/netflix

messing with netflix prize data

Primary LanguageC++

more info: http://sharnett.github.com/netflix/

TO RUN C++ VERSION:
make a new directory called "cpp" in the netflix data folder (need ~1.5 GB space)
edit the file "data_folder.txt" to point to the netflix data folder
make all
./create_binaries
./probe_bs
./funk -i

uses alglib (source already included) http://www.alglib.net/

logs crap to a sqlite3 database, this is optional

on Linux, needs BLAS

--------------------------------------------------------------------------------
a ton of files, what are they?

* alglib
    Code for L-BFGS and non-linear conjugate gradient

* best_avgs
* train_and_dump_avgs
    Solves least squares problem to find an offset for each movie and user. The
    base prediction for movie i and user j is then 
        \p_ij = \mu + \mu_i + \mu_j
    Where \mu is the overall average rating, \mu_i is the offset for movie i,
    and \mu_j is the offset for user j. It cross-validates against the probe
    set to find the best choices that prevent over-fitting. This is explained
    a bit more in the "Winners' paper" link.

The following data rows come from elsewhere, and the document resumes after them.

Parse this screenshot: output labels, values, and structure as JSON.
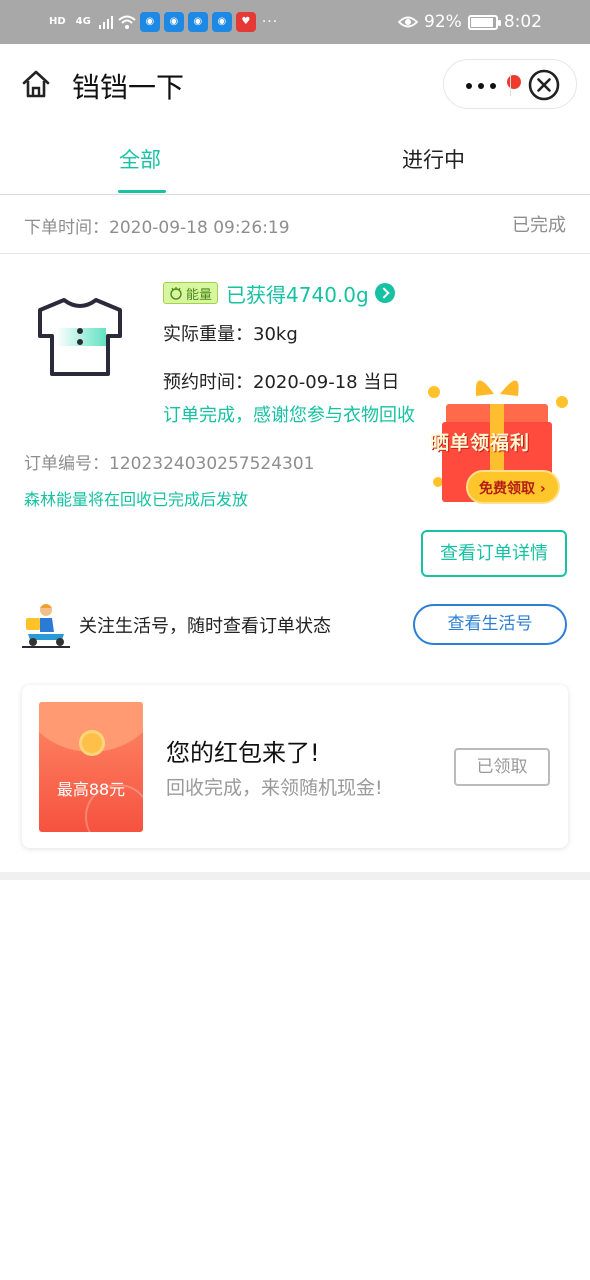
{
  "status_bar": {
    "left_chips": [
      "HD",
      "4G"
    ],
    "battery": "92%",
    "battery_level": 0.92,
    "time": "8:02",
    "dots": "···"
  },
  "header": {
    "title": "铛铛一下",
    "icons": [
      "home-icon",
      "more-icon",
      "close-icon"
    ]
  },
  "tabs": [
    {
      "label": "全部",
      "active": true
    },
    {
      "label": "进行中",
      "active": false
    }
  ],
  "order": {
    "time_label": "下单时间：2020-09-18 09:26:19",
    "status": "已完成",
    "energy_badge": "能量",
    "energy_earned": "已获得4740.0g",
    "weight": "实际重量：30kg",
    "appointment": "预约时间：2020-09-18 当日",
    "thanks": "订单完成，感谢您参与衣物回收",
    "order_no": "订单编号：1202324030257524301",
    "energy_note": "森林能量将在回收已完成后发放",
    "detail_button": "查看订单详情"
  },
  "promo": {
    "title": "晒单领福利",
    "button": "免费领取 ›"
  },
  "follow": {
    "text": "关注生活号，随时查看订单状态",
    "button": "查看生活号"
  },
  "red_packet": {
    "amount": "最高88元",
    "title": "您的红包来了!",
    "subtitle": "回收完成，来领随机现金!",
    "button": "已领取"
  },
  "colors": {
    "accent": "#17c2a3",
    "link_blue": "#2d7fd6",
    "muted": "#8e8e8e",
    "packet_red": "#f5523f"
  }
}
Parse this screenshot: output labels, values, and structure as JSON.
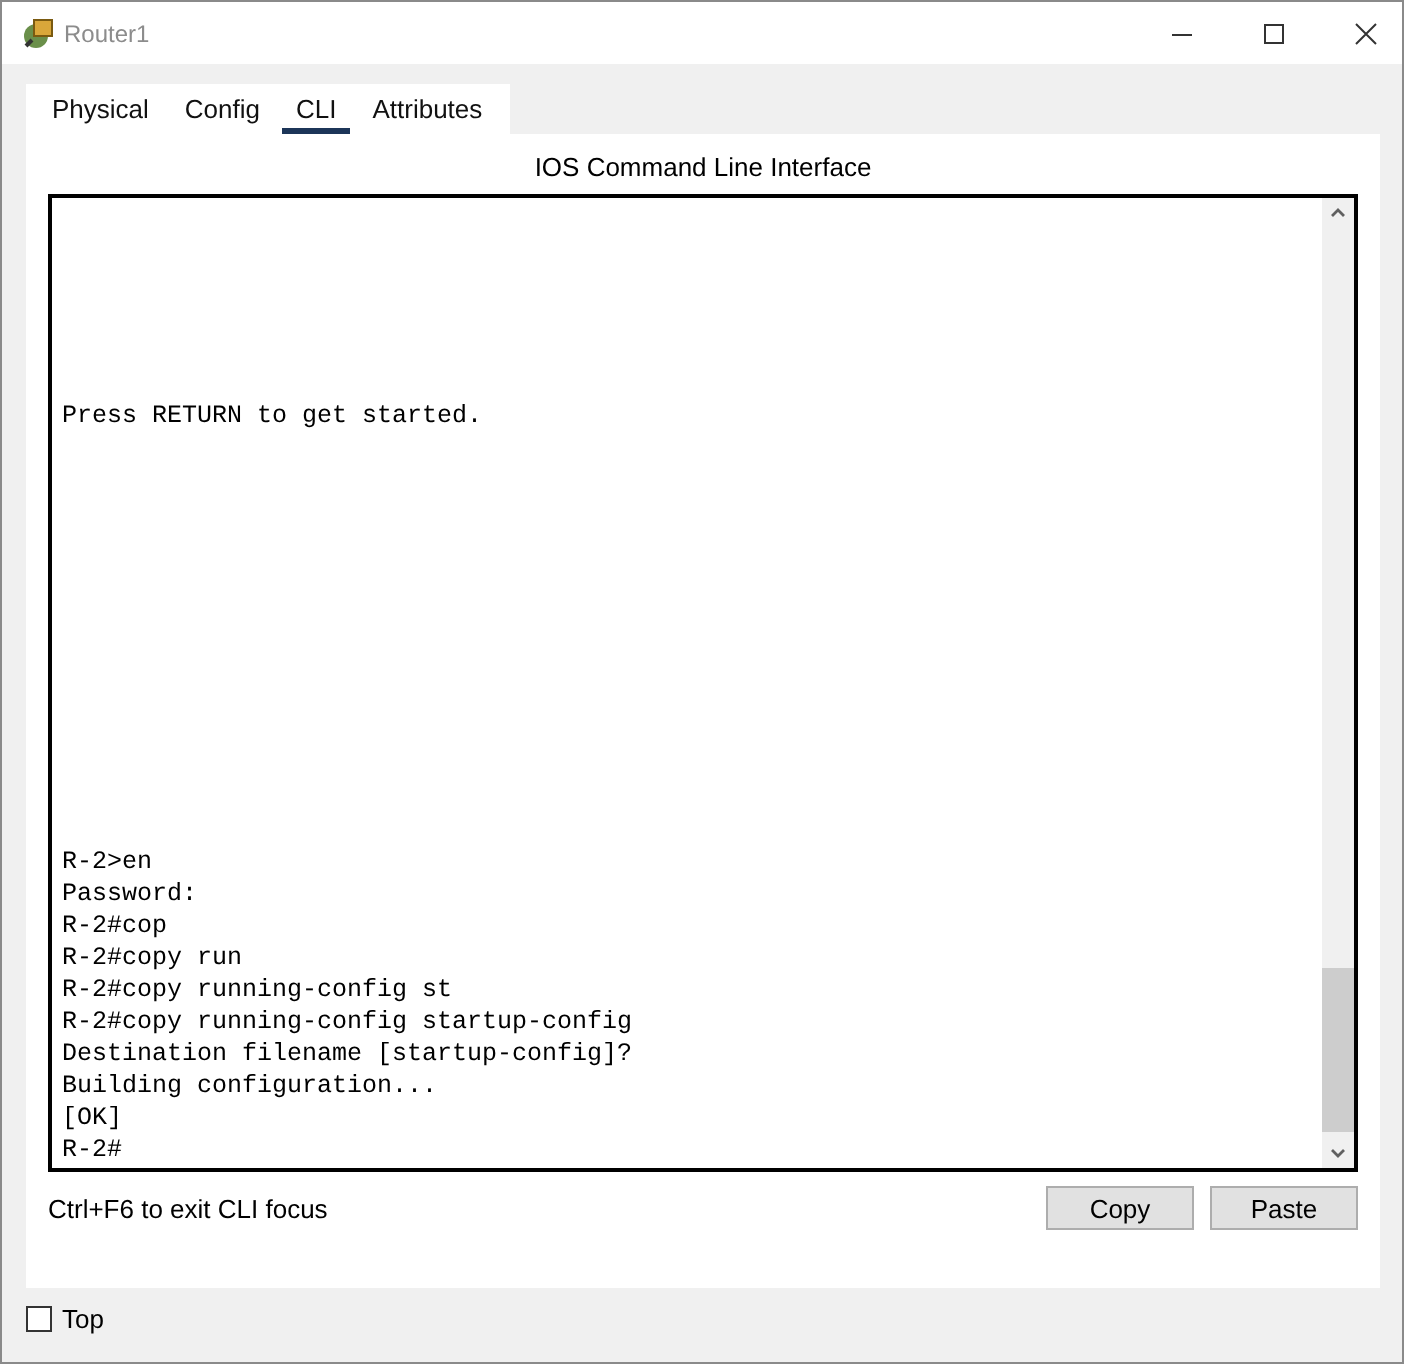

    best_avgs finds the optimal regularization parameter. The other code solves
    with this parameter and write the result to disk.

* best_lambda
    Finds best regularization parameter for a given number of features.

* create_binaries
    Reads in the Netflix Prize data from the text files and converts it to more
    convenient binary format for fast loading.

* find_average
    Finds overall average rating, sum(ratings)/len(ratings)

* fmin
    Some freely available code for minimizing a 1D function over an interval 
    without using derivatives. It's the same algorithm as MATLAB's fminbnd. This
    gets used when tuning meta-parameters during cross-validation.

* funk
    Main program

* load
    Helper functions to read various data from disk.

* optimizers
    Code for L-BFGS, CG, SGD, GD

* predictor
    Class that predicts ratings. Maintains a user and movie matrix, the product
    of which is the predictions matrix.

* probe_bs
    Removes ratings in the probe set from the data to get a pure training set.
    The probe set is then used for cross-validation.